Cross-posted from Brainstorm
It’s hard to get to know the rich. Gaining insight into how they think, act, behave is much harder to do, since in general they maintain the highest levels of privacy.
This is a well-known fact in social science research, and it leads to a preponderance of studies examining poor folks rather than rich ones. Why do we (think we) know so much more about the “truly disadvantaged,” the "unmarried mothers with children," the "children of the slum"? Quite simply, because they let the public (and researchers) in. Open to questions, sometimes flattered by or at least welcoming the attention, in need of the monetary incentives offered, and often lacking the presumption that inquiry will lead to destruction—for how could things get any worse?
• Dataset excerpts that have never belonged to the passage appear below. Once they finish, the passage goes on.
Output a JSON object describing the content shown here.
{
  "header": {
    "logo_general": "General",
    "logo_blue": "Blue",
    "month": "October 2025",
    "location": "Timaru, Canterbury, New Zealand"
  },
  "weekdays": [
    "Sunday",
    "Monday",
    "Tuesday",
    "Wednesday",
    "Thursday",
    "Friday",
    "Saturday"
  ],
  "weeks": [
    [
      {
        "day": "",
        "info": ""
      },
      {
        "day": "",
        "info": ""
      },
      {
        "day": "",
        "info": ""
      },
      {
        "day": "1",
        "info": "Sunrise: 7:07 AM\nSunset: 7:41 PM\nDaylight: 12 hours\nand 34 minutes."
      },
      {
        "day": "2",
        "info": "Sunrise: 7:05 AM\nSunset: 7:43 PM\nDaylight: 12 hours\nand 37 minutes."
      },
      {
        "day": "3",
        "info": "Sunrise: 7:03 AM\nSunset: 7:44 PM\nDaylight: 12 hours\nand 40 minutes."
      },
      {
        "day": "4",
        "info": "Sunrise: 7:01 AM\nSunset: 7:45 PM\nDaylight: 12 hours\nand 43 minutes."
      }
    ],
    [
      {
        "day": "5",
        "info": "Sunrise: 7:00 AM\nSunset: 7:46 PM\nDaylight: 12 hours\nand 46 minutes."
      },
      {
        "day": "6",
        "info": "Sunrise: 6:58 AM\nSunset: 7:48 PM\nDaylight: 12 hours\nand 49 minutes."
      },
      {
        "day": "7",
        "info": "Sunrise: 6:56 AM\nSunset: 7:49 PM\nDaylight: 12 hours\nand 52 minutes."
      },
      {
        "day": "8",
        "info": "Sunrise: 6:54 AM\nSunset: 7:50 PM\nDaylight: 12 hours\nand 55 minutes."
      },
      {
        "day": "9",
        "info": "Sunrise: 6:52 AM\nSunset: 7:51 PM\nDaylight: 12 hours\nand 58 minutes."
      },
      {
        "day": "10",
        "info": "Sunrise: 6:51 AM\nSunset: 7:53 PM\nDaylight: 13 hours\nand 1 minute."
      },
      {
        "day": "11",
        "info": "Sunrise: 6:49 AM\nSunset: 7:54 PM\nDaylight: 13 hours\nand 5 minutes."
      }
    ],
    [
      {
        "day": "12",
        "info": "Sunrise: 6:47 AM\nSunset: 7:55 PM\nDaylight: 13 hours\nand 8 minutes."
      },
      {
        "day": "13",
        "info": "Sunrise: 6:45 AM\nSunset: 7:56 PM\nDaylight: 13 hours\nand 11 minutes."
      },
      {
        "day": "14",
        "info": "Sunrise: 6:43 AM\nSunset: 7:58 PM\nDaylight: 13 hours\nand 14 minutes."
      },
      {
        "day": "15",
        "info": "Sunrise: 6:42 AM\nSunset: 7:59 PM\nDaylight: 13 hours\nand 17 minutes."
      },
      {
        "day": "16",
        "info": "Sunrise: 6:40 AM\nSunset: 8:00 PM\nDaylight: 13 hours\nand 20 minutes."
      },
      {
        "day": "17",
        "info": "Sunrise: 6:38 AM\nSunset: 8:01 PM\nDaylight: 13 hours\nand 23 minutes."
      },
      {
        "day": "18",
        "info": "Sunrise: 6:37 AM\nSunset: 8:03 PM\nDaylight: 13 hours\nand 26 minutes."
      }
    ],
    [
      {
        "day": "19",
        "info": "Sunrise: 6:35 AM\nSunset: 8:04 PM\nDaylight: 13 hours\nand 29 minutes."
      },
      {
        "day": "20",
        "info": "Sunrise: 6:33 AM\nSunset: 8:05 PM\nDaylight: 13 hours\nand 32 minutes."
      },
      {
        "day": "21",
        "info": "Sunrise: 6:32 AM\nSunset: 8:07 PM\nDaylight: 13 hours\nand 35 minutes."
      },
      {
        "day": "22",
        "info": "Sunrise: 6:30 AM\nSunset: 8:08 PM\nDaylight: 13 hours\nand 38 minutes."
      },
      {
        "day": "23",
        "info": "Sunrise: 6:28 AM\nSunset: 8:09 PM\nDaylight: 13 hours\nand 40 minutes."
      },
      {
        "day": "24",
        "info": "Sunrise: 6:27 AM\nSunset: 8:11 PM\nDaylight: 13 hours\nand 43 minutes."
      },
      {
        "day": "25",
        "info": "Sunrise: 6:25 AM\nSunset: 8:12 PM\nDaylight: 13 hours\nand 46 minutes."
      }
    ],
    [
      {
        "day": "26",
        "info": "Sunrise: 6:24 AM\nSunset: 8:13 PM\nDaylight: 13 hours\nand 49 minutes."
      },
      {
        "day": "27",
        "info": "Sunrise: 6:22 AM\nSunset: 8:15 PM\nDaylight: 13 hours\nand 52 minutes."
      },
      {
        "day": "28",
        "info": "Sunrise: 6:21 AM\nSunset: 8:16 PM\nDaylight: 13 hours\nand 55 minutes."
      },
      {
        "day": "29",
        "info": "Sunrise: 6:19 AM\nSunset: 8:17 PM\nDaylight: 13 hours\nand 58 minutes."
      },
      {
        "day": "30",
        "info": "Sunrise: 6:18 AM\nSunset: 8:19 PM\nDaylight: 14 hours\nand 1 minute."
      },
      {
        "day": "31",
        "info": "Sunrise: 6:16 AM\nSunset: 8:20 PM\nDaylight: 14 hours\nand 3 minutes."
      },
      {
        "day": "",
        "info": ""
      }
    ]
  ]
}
In contrast, it’s rare to find a rich ethnography of the elite. Sure, there are a handful—but they are notable for the researcher’s ability to “study up”—to get those higher in the power structure to consent to questions.
So, why be surprised that Elyse Ashburn reports in today’s Chronicle, the private universities won’t let the sunshine in? Of course they won’t. That’s part of maintaining their elite aura, the mysterious glow that attracts students and families and leads them to believe that for the right sum, magical postsecondary dust will imbue them with super-human earning power.
This is precisely how inequality is maintained, and the elite of any kind will work to make it happen. The only way to change the situation is to begin to dismantle the entire apparatus, one that allows different rules for different schools and different kids, based on their funding mechanisms. Will that ever happen? I doubt it. For the rich, too much is at stake.